Semantic Product Search – Vector Search for E-Commerce

Simon Hughes • Location: Conference Room and Online • Back to Haystack 2021

Information retrieval today is undergoing a paradigm shift, away from the prevailing techniques of the past few decades. Increasingly the focus is moving away from keyword and entity driven search and the inverted index that supports those approaches, in favor of more complex models supported by dense instead of sparse index structures. Neural IR models for retrieval and ranking are becoming increasingly popular but building and scaling these systems presents many challenges. In this talk we present an overview of the current state of Neural IR from the perspective of a large e-commerce company. Among the topics covered will be extracting signals from the clickstream, transformer models and ‘do you need one?’, augmenting the inverted index by predicting keywords, and hard negative mining. We will also cover an exciting new research area, framing semantic search as an Extreme Multi-Label Classification problem, and why the future of semantic search may lie in machine-learned indexes.

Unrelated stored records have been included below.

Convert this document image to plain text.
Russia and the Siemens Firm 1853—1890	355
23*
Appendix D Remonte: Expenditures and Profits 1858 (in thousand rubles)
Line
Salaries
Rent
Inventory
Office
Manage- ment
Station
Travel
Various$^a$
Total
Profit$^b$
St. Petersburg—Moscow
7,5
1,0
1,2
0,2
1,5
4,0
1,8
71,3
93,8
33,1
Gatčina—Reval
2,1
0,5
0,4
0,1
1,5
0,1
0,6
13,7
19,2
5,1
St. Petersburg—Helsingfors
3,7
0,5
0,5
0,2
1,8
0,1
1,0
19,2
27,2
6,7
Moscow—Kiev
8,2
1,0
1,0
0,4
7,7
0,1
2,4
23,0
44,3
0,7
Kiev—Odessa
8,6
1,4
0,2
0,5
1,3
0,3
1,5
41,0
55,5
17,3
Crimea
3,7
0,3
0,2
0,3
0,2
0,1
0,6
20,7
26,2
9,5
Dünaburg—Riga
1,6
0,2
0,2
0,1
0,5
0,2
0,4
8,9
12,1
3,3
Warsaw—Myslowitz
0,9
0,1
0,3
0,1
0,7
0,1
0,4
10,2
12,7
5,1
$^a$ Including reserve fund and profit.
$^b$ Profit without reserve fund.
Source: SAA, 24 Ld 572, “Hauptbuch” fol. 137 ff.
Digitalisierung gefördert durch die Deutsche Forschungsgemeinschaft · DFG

Download the Slides Watch the Video

Simon Hughes

Simon has a PhD in Computer Science from DePaul with a concentration on NLP and machine learning, and has over 8 years experience working as a data scientist and 15 years experience working within software development. He worked on multiple search and recommender engines, including building job and resume search engines for as well as working on Home Depot’s e-commerce search platform in his current role. He is currently the Principal Data Scientist on the core search team, leading initiatives to improve overall relevancy and conversion on their search platform. He is also co-author of 3 SIGIR papers published during his time at Home Depot, and 11 papers on applying AI for educational purposes, and has given many industry talks over the years on semantic search and relevancy tuning.